I have to find how much work is done by the force lifting him at each stage.

First I found the average velocity 4.06/2 = 2.03 (i think because of asuming constant acceleration). Then i divide the distance by the average velocity to get 11.1 / 2.03 = 5.4679 s . So this is how long it takes to make it to the end of the 1st stage. Then i found the acceleration which is .7425 m/s/s. but i plugged it into the work formula and i got 572 J... but it is wrong.

zwtipp05
Each step is done in 11.1 m, so that makes it easier.
W=F times distance.
In each step the distance will be 11.1 m.

Step 1: 11.1 = .5at^2 a=(v_f-v_i)/t
Solve for a. Then consider what force is needed to get that acceleration (keep in mind they are working AGAINST gravity as well)

Step 2: a=0 so force is easy to figure (again, keep in mind gravity)

Step 3: acceleration is the same as step 1 except opposite in magnitude, so they are letting gravity help them here)

Hope this helps

Homework Helper
The key benefit of Work and Energy approaches
is that you get to ignore the details of the motion
...like acceleration.
The Work done in part 1 increases PE and KE,
so W = m g Delta_h + 1/2 m v^2 .
Work in Part 2 only has the Delta_PE
Work in part 3 is Delta_PE - 1/2 m v^2 ,
since the KE_final - KE_initial = - 1/2 m v^2 .

Last edited:
zwtipp05
lightgrav said:
The key benefit of Work and Energy approaches
is that you get to ignore the details of the motion
...like acceleration.
The Work done in part 1 increases PE and KE,
so W = m g Delta_h + 1/2 m v^2 .
Work in Part 2 only has the Delta_PE
Work in part 3 is Delta_PE - 1/2 m v^2 ,
since the KE_final - KE_initial = - 1/2 m v^2 .
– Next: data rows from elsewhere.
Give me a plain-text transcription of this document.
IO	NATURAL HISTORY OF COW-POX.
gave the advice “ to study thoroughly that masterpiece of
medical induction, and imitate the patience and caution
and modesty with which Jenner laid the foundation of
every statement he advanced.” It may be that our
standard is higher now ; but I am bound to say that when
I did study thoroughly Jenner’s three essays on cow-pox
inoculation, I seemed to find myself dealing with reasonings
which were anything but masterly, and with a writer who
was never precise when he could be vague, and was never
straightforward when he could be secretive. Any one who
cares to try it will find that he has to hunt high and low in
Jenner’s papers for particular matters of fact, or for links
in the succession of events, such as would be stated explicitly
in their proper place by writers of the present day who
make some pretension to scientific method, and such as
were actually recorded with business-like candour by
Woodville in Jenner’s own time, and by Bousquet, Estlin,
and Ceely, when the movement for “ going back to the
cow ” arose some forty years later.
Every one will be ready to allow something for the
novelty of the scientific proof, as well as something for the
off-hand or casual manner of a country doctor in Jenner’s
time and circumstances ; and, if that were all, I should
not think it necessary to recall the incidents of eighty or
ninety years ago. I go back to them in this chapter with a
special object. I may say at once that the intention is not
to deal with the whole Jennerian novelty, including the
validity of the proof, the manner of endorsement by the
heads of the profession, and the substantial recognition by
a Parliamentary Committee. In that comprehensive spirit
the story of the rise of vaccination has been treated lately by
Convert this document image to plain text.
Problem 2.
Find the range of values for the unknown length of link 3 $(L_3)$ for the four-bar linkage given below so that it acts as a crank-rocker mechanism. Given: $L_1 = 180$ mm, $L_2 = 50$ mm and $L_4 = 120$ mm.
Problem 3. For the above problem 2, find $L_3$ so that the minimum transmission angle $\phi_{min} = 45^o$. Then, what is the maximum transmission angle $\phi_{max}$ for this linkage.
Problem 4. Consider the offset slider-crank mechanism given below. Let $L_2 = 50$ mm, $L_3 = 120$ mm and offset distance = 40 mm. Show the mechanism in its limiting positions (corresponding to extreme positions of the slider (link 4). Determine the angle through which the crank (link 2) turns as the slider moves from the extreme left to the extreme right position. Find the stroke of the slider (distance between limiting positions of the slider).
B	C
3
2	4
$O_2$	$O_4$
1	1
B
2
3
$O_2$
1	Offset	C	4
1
touche, didn't think of that

ViewtifulBeau
ok i tried the equations and i got 7700, 7557, and 7414 J respectively. The 7557 worked but the other two didn't. So i think that my v value is wrong. I used 2.03 m/s because that would be the average. But should i use 4.06m/s?

Homework Helper
Yes, you should use the final velocity: That's how much kinetic energy the system gets.